Altıncı Bölüm: Birinci Vuruş, İkinci Vuruş

14.3K 1.2K 358
                                    

"Bekle! Dur!"

Kaldırımda koşuyordum, ayaklarım belli bir hızla kaldırımı ezip geçiyordu. Terliyordum, su baloncukları yüzümden akıp gidiyordu. Kalbim her saniye biraz daha hızlı atıyordu. Her adımda nefesim kesiliyor ve kaslarım yorgunlukla sızlıyordu.

"Lütfen!" diye yalvardım, "Dur!"

Kaldırımdan koşup caddeye geçerek orada koşmaya devam ettim. Arabaların önünden geçerek, şeritleri atladım ve birkaç korna çalındı. Bazı kızgın şoförler arabanın camından kafasını çıkartıp ne kadar deli olduğumla ilgili bir şeyler bağırıyorlardı. Belki de gerçekten deli olmalıydım.

Kim bilebilirdi ki, bu Naomi Lorraine'in sıradan bir sabahıydı.

Sadece hızımı dengede tutmalıydım. Er ya da geç kırmızı ışıkta duracaklardı. Tam önümde pencereden bana doğru bağırıyorlardı.

Bu Naomi Lorraine, tam bir inek

Yolda koşuyor, sanki servisi yakalayabilecek

Nasıl koştuğuna bakın, caddeden aşağı

Çok kötü çünkü servisi zordur yakalaması.

Gözlerimi devirecek kadar bile enerjim yoktu. Harika, bir de bunu şarkı gibi söylemeye başlamışlardı. Birisi aptal bir kafiye yapmıştı ve diğerleri de fark edince şarkı gibi söylemeye başlamıştı. Sanki kreşte gibiydiler.

Eğer fark edebildiyseniz, okul servisini kovalıyordum.

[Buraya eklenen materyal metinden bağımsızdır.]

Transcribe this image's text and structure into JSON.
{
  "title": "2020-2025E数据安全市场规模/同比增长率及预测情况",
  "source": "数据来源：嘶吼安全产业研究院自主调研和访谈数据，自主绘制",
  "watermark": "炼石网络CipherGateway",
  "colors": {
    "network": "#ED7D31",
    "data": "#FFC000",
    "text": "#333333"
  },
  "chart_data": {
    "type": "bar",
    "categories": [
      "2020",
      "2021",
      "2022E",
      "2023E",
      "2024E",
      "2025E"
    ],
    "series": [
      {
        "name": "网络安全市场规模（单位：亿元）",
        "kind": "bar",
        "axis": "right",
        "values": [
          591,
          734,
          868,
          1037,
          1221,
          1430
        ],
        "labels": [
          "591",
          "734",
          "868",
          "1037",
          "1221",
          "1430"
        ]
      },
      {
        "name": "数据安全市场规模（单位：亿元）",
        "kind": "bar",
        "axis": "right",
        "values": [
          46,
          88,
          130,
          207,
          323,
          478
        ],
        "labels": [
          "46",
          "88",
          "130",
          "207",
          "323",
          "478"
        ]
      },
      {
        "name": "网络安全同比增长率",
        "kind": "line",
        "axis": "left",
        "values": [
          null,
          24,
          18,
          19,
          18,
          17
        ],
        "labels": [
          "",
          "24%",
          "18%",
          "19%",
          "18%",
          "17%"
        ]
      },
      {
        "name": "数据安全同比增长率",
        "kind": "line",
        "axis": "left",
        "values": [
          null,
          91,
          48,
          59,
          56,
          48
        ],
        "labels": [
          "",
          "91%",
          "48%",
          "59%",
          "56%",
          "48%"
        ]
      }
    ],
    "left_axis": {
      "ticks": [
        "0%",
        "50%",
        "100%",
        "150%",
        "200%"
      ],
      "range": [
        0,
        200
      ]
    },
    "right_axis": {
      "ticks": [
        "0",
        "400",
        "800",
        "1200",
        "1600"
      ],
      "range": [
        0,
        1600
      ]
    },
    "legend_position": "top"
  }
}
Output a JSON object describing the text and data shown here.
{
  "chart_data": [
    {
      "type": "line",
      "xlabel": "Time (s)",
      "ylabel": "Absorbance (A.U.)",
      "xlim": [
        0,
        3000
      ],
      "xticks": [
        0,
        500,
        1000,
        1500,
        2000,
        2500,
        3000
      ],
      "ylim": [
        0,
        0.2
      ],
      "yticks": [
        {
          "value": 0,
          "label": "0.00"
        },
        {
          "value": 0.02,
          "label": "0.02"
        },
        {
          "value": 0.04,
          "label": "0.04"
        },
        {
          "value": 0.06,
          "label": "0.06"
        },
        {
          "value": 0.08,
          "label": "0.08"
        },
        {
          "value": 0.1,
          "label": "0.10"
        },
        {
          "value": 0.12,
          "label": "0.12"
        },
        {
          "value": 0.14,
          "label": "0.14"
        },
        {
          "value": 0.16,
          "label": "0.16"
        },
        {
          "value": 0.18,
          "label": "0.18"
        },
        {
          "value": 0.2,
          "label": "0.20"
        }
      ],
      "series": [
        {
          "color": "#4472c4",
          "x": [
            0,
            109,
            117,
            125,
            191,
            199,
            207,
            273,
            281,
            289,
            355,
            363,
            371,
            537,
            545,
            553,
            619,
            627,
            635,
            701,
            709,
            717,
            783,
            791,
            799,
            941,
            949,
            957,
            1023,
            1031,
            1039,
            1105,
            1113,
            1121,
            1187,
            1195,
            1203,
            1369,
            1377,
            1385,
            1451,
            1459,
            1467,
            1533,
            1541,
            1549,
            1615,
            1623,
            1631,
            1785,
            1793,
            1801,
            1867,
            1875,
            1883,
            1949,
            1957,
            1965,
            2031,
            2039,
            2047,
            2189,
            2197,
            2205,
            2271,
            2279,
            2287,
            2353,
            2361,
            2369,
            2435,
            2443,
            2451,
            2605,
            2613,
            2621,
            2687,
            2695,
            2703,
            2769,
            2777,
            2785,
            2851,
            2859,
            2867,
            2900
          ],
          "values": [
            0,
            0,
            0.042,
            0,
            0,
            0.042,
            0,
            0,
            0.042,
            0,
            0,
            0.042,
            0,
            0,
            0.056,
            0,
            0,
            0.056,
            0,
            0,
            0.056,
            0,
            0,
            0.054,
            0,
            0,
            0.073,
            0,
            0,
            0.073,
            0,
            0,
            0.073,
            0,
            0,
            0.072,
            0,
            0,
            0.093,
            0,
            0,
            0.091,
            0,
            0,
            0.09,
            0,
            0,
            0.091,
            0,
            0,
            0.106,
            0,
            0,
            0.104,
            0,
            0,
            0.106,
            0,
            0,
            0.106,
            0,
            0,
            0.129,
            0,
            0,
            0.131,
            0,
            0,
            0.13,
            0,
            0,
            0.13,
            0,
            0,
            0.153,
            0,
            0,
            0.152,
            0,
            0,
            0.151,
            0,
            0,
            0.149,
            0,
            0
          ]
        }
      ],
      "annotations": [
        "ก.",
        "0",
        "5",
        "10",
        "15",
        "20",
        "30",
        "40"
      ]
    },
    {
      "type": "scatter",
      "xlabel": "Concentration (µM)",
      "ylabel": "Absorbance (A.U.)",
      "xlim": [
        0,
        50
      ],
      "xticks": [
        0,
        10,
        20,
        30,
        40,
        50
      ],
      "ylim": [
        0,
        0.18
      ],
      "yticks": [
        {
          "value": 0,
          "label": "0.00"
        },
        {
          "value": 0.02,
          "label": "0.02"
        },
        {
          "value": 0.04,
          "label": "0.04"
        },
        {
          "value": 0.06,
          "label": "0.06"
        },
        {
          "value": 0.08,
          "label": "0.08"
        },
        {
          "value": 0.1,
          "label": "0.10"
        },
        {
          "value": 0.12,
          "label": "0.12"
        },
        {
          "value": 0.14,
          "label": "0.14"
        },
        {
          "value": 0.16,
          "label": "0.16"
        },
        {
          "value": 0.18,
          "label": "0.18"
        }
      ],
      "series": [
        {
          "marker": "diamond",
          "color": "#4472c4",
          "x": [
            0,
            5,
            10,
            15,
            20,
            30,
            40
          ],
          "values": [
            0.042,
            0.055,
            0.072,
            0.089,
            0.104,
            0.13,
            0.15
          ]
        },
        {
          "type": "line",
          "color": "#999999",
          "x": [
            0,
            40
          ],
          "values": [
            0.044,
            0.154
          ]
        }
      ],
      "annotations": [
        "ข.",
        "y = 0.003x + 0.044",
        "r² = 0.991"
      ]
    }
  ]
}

Her gün, okul için hazırlanıp hızlı bir şekilde kahvaltımı yaptıktan sonra servisin beni alması gereken yere gidiyordum. Ve caddenin başında sarı bir bulanıklık gördüğüm an, ayakkabılarımı, koşu ayakkabılarımla değişip, gözlüklerimi çıkartıp, saçlarımı arkamda topluyordum. Net göremediğim için sarı bulanıklığın okul servisine dönüşmesi biraz zaman alıyordu. Bazen okul servisinin yavaşlayacağını ve önümde duracağını hayal ederdim, kapılarını benim için açacak ve salına salına içine atlayıp oturabileceğimi.

Ama asla olmazdı.

Servis her zaman dibimden geçer giderdi, rüzgar yüzüme çarpar ve yanlışlıkla servisin egzozundan çıkan dumanı solurdum. Sonra hızla kaldırıma doğru koşmaya başlardım. Aylarca servisin peşinde koşmaktan ayağımın altında ezilen taşları, bitkileri bile ezberlemiştim.

Bazen servis bana umut verir ve yavaşlardı, sonra birden tekrar hızlanır ve aramızda fark açardı. Bazende aynı hızda kalırdı ve içindeki çocuklar ne kadar koşacağım veya ne zaman pes edeceğimle ilgili iddiaya girerdi. Ve çok nadiren de benim için dururdu. Tabi ki bir sebebi olurdu. Benim için şoföre yalvaran iyi niyetli çocuklar değildi tabi ki, benimle anlaşma yapmak isteyenler, ödevlerini vereceklerim ya da ellerinde kremalı turtayla beni bekleyenler içindi (uzun lafın kısası, haftanın kalanı turta kokardım).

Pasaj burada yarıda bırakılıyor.